Rose Colored Glasses are a Race to the Bottom
One of the strongest expressions of love for a community is saying, “We can do better.” Bonus love-where-you-live-fuzzy-heart points if you tell us how. See a problem and fix it yourself and you'll immediately ascend directly to heaven, clouds and trumpets and all.
Rose-colored glasses are a race to the bottom. “Compliments are true, criticisms are false” hurts people. A community unwilling to confront its issues not only kills its dreams, it chokes them to death on the secretions of its lukewarm mediocrity. It's death by omission: doing nothing wrong means necessary things aren't done; death by commission: well-intentioned things were the wrong things to do; and death by attrition: seeing what was happening, all the best things got smart, packed up, and moved out.

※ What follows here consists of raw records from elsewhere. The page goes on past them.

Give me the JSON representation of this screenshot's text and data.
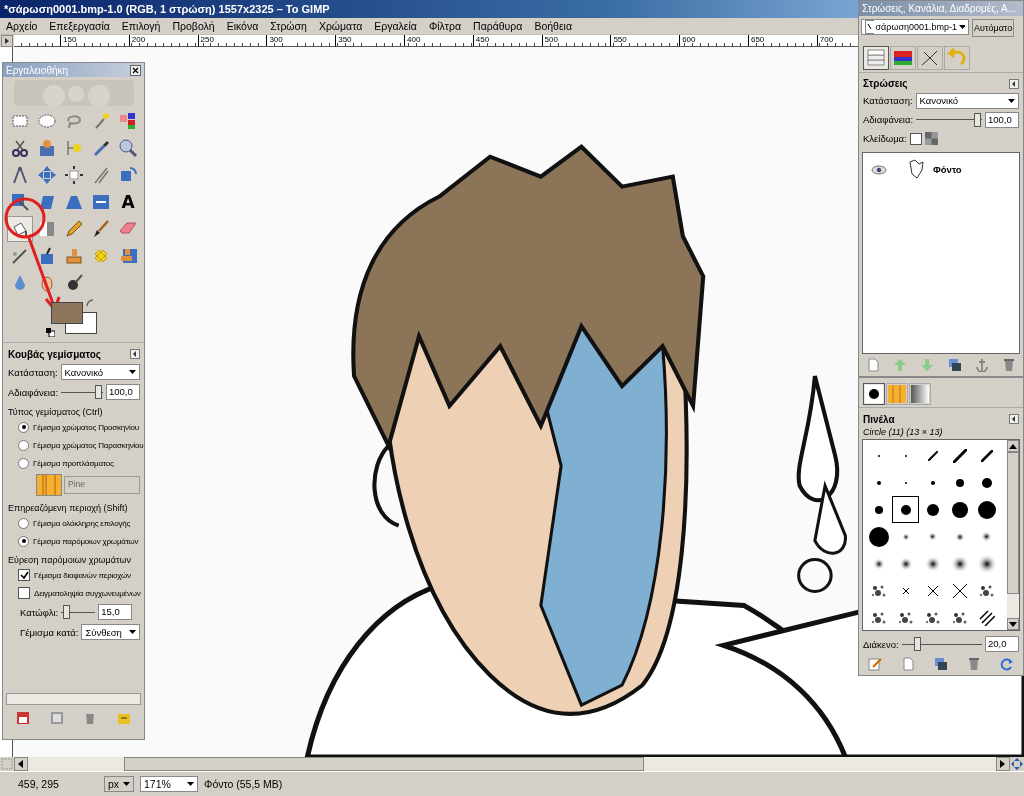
{
  "window": {
    "title": "*σάρωση0001.bmp-1.0 (RGB, 1 στρώση) 1557x2325 – Το GIMP"
  },
  "menu": [
    "Αρχείο",
    "Επεξεργασία",
    "Επιλογή",
    "Προβολή",
    "Εικόνα",
    "Στρώση",
    "Χρώματα",
    "Εργαλεία",
    "Φίλτρα",
    "Παράθυρα",
    "Βοήθεια"
  ],
  "ruler": {
    "ticks": [
      "150",
      "200",
      "250",
      "300",
      "350",
      "400",
      "450",
      "500",
      "550",
      "600",
      "650",
      "700"
    ]
  },
  "toolbox": {
    "title": "Εργαλειοθήκη",
    "tools": [
      {
        "kind": "rect-select",
        "selected": false
      },
      {
        "kind": "ellipse-select",
        "selected": false
      },
      {
        "kind": "lasso",
        "selected": false
      },
      {
        "kind": "wand",
        "selected": false
      },
      {
        "kind": "color-select",
        "selected": false
      },
      {
        "kind": "scissors",
        "selected": false
      },
      {
        "kind": "foreground-select",
        "selected": false
      },
      {
        "kind": "paths",
        "selected": false
      },
      {
        "kind": "color-picker",
        "selected": false
      },
      {
        "kind": "zoom",
        "selected": false
      },
      {
        "kind": "measure",
        "selected": false
      },
      {
        "kind": "move",
        "selected": false
      },
      {
        "kind": "align",
        "selected": false
      },
      {
        "kind": "crop",
        "selected": false
      },
      {
        "kind": "rotate",
        "selected": false
      },
      {
        "kind": "scale",
        "selected": false
      },
      {
        "kind": "shear",
        "selected": false
      },
      {
        "kind": "perspective",
        "selected": false
      },
      {
        "kind": "flip",
        "selected": false
      },
      {
        "kind": "text",
        "label": "A",
        "selected": false
      },
      {
        "kind": "bucket",
        "selected": true
      },
      {
        "kind": "blend",
        "selected": false
      },
      {
        "kind": "pencil",
        "selected": false
      },
      {
        "kind": "paintbrush",
        "selected": false
      },
      {
        "kind": "eraser",
        "selected": false
      },
      {
        "kind": "airbrush",
        "selected": false
      },
      {
        "kind": "ink",
        "selected": false
      },
      {
        "kind": "clone",
        "selected": false
      },
      {
        "kind": "heal",
        "selected": false
      },
      {
        "kind": "perspective-clone",
        "selected": false
      },
      {
        "kind": "blur",
        "selected": false
      },
      {
        "kind": "smudge",
        "selected": false
      },
      {
        "kind": "dodge",
        "selected": false
      }
    ],
    "swatches": [
      {
        "kind": "foreground",
        "color": "#8d765b"
      },
      {
        "kind": "background",
        "color": "#ffffff"
      }
    ]
  },
  "tool_options": {
    "title": "Κουβάς γεμίσματος",
    "mode_label": "Κατάσταση:",
    "mode": "Κανονικό",
    "opacity_label": "Αδιαφάνεια:",
    "opacity": {
      "level": 1
    },
    "opacity_value": "100,0",
    "fill_type_label": "Τύπος γεμίσματος  (Ctrl)",
    "fill_type": [
      {
        "label": "Γέμισμα χρώματος Προσκηνίου",
        "selected": true
      },
      {
        "label": "Γέμισμα χρώματος Παρασκηνίου",
        "selected": false
      },
      {
        "label": "Γέμισμα προπλάσματος",
        "selected": false
      }
    ],
    "pattern": "Pine",
    "affected_label": "Επηρεαζόμενη περιοχή  (Shift)",
    "affected": [
      {
        "label": "Γέμισμα ολόκληρης επιλογής",
        "selected": false
      },
      {
        "label": "Γέμισμα παρόμοιων χρωμάτων",
        "selected": true
      }
    ],
    "find_label": "Εύρεση παρόμοιων χρωμάτων",
    "checks": [
      {
        "label": "Γέμισμα διαφανών περιοχών",
        "checked": true
      },
      {
        "label": "Δειγματοληψία συγχωνευμένων",
        "checked": false
      }
    ],
    "threshold_label": "Κατώφλι:",
    "threshold": {
      "level": 0.06
    },
    "threshold_value": "15,0",
    "fill_by_label": "Γέμισμα κατά:",
    "fill_by": "Σύνθεση"
  },
  "dock": {
    "title": "Στρώσεις, Κανάλια, Διαδρομές, Α...",
    "image": "σάρωση0001.bmp-1",
    "auto_button": "Αυτόματο",
    "tabs": [
      {
        "kind": "layers",
        "selected": true
      },
      {
        "kind": "channels",
        "selected": false
      },
      {
        "kind": "paths",
        "selected": false
      },
      {
        "kind": "undo",
        "selected": false
      }
    ],
    "layers": {
      "title": "Στρώσεις",
      "mode_label": "Κατάσταση:",
      "mode": "Κανονικό",
      "opacity_label": "Αδιαφάνεια:",
      "opacity": {
        "level": 1
      },
      "opacity_value": "100,0",
      "lock_label": "Κλείδωμα:",
      "lock_pixels": false,
      "items": [
        {
          "name": "Φόντο",
          "visible": true
        }
      ]
    },
    "brush_tabs": [
      {
        "kind": "brushes",
        "selected": true
      },
      {
        "kind": "patterns",
        "selected": false
      },
      {
        "kind": "gradients",
        "selected": false
      }
    ],
    "brushes": {
      "title": "Πινέλα",
      "current": "Circle (11) (13 × 13)",
      "items": [
        {
          "kind": "hard",
          "selected": false
        },
        {
          "kind": "hard",
          "selected": false
        },
        {
          "kind": "hard",
          "selected": false
        },
        {
          "kind": "hard",
          "selected": false
        },
        {
          "kind": "hard",
          "selected": false
        },
        {
          "kind": "hard",
          "selected": false
        },
        {
          "kind": "hard",
          "selected": false
        },
        {
          "kind": "hard",
          "selected": false
        },
        {
          "kind": "hard",
          "selected": false
        },
        {
          "kind": "hard",
          "selected": false
        },
        {
          "kind": "hard",
          "selected": false
        },
        {
          "kind": "hard",
          "selected": true
        },
        {
          "kind": "hard",
          "selected": false
        },
        {
          "kind": "hard",
          "selected": false
        },
        {
          "kind": "hard",
          "selected": false
        },
        {
          "kind": "hard",
          "selected": false
        },
        {
          "kind": "soft",
          "selected": false
        },
        {
          "kind": "soft",
          "selected": false
        },
        {
          "kind": "soft",
          "selected": false
        },
        {
          "kind": "soft",
          "selected": false
        },
        {
          "kind": "soft",
          "selected": false
        },
        {
          "kind": "soft",
          "selected": false
        },
        {
          "kind": "soft",
          "selected": false
        },
        {
          "kind": "soft",
          "selected": false
        },
        {
          "kind": "soft",
          "selected": false
        },
        {
          "kind": "texture",
          "selected": false
        },
        {
          "kind": "cross",
          "selected": false
        },
        {
          "kind": "cross",
          "selected": false
        },
        {
          "kind": "cross",
          "selected": false
        },
        {
          "kind": "texture",
          "selected": false
        },
        {
          "kind": "texture",
          "selected": false
        },
        {
          "kind": "texture",
          "selected": false
        },
        {
          "kind": "texture",
          "selected": false
        },
        {
          "kind": "texture",
          "selected": false
        },
        {
          "kind": "stripes",
          "selected": false
        }
      ],
      "spacing_label": "Διάκενο:",
      "spacing": {
        "level": 0.2
      },
      "spacing_value": "20,0"
    }
  },
  "status_bar": {
    "coords": "459, 295",
    "unit": "px",
    "zoom": "171%",
    "info": "Φόντο (55,5 MB)"
  }
}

Heard underneath its breathy rattle of death are the words “....beautiful....vibrant....” as the community goes out, not with a bang, a parade, or even a eulogy: it quietly crumbles under the weight of ego-induced apathy until only broken hearts and dust are left.
There is a transformative power that can only be found in the words, "We're not doing this right", so we need to be willing to hear them.
This means some things.
Criticisms should be accurate, clear, substantiated, and are best served with healthy doses of humility and love. If you think you're right, teach me why. If you think someone is wrong, teach them why. Education is more powerful than opinion. The government isn't inherently evil and incompetent, citizens aren't inherently lazy and stupid. Not everything is a conspiracy. Earned trust is influence. Not liking something is not the same as it not being right. Sometimes "mostly right" is as close as we can get. Shouting down critics as naysayers and trolls without asking, "Could they be right?" is laziness, not pride. Ask someone with more experience while being willing to learn and change your mind. Transparent conversation means being willing to both say and hear the truth. Empathy is the path to enlightenment. You could be wrong. Don't make it personal: emphasize policy, process, and practices. Giving grace creates greater good.
Cheer, congratulate, compliment. But because it can cut off the weight of what's holding us back, caring for our communities should include criticism: speaking it, listening to it, talking through it, and being willing to acknowledge when it's right.